Algebraic length distribution of sequence duplications in whole genomes

Abstract

The field of comparative genomics relies upon inference of neutrality or selection from sequence conservation. Recent studies of exactly-conserved sequences have revealed an anomalous, algebraic distribution of conserved sequence lengths that is inconsistent with standard models of neutral evolution based solely on local mutation. It has been proposed that linkage contributes to the shape of this anomalous distribution. Here we identify, for a variety of species, all ‘maximal’ repeats, direct or reverse-complement, within a chromosomal or whole-genome sequence of a single genome. For a set of maximal repeats of a given nucleotide length L, we report that the number of elements in the set F(L) typically exhibits an algebraic tail. We propose a method based on a cost function that allows us to analyze this distribution and estimate the range over what the distribution is most likely to be well-approximated a power law. We find that the range is proportional to the genome size and that although the power-law exponent differs between species, it falls chiefly within a relatively narrow range of values. A sharp cut-off in the power-law regime is observed for some genomes that turns out to coincide with a peak in contig lengths and therefore can be attributed to artifacts of genome assembly, leading to a prediction that the extent of the power-law regime will increase as assemblies are improved.
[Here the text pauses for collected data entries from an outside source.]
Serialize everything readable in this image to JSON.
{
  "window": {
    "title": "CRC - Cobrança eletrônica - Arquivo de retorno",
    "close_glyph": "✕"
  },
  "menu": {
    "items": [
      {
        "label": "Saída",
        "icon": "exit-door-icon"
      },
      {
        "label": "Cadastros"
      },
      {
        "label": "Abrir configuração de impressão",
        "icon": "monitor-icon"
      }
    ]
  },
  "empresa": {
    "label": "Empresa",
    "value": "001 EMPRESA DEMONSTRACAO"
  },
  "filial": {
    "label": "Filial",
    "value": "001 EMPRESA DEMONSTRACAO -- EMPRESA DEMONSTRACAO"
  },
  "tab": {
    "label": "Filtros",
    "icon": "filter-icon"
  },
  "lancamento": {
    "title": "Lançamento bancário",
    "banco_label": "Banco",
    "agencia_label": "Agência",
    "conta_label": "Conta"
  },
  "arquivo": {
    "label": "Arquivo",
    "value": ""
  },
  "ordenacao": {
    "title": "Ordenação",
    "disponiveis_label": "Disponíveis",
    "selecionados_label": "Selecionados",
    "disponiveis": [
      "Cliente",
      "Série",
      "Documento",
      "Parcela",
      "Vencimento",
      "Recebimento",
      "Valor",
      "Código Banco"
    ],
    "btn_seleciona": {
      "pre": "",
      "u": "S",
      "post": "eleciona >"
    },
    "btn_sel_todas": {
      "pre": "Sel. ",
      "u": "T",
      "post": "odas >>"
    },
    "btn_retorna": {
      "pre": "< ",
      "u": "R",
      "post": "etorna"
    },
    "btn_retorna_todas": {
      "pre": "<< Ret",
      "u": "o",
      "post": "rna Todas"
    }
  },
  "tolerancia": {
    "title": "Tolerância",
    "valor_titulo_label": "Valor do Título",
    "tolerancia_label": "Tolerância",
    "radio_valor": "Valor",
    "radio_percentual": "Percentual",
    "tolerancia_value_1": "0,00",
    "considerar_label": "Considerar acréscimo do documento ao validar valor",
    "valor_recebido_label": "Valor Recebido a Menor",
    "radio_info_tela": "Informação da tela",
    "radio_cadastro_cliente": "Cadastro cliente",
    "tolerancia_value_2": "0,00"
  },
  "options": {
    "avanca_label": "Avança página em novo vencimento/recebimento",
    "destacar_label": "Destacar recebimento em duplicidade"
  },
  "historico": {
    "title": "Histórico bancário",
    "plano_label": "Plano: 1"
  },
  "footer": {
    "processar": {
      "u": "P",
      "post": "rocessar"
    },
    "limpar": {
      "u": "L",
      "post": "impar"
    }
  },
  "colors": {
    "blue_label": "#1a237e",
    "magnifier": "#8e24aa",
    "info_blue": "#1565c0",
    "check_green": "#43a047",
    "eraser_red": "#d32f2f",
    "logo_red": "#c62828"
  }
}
The typical algebraic behavior of length-frequency distribution is the most remarkable observation emerging from our analysis. The algebraic form of the empirical distribution of duplication lengths characterized here suggests that recombination events might as a general rule involve transfer of chunks of sequence with an algebraic length distribution. It also places strong constraints on any model of genome evolution. The observation of an algebraic distribution of exactly-duplicated sequence lengths within a genome is a direct demonstration of the net impact of linkage on genome evolution, and is consistent with the proposal that linkage contributes to the anomalous distribution of strongly-conserved sequence lengths.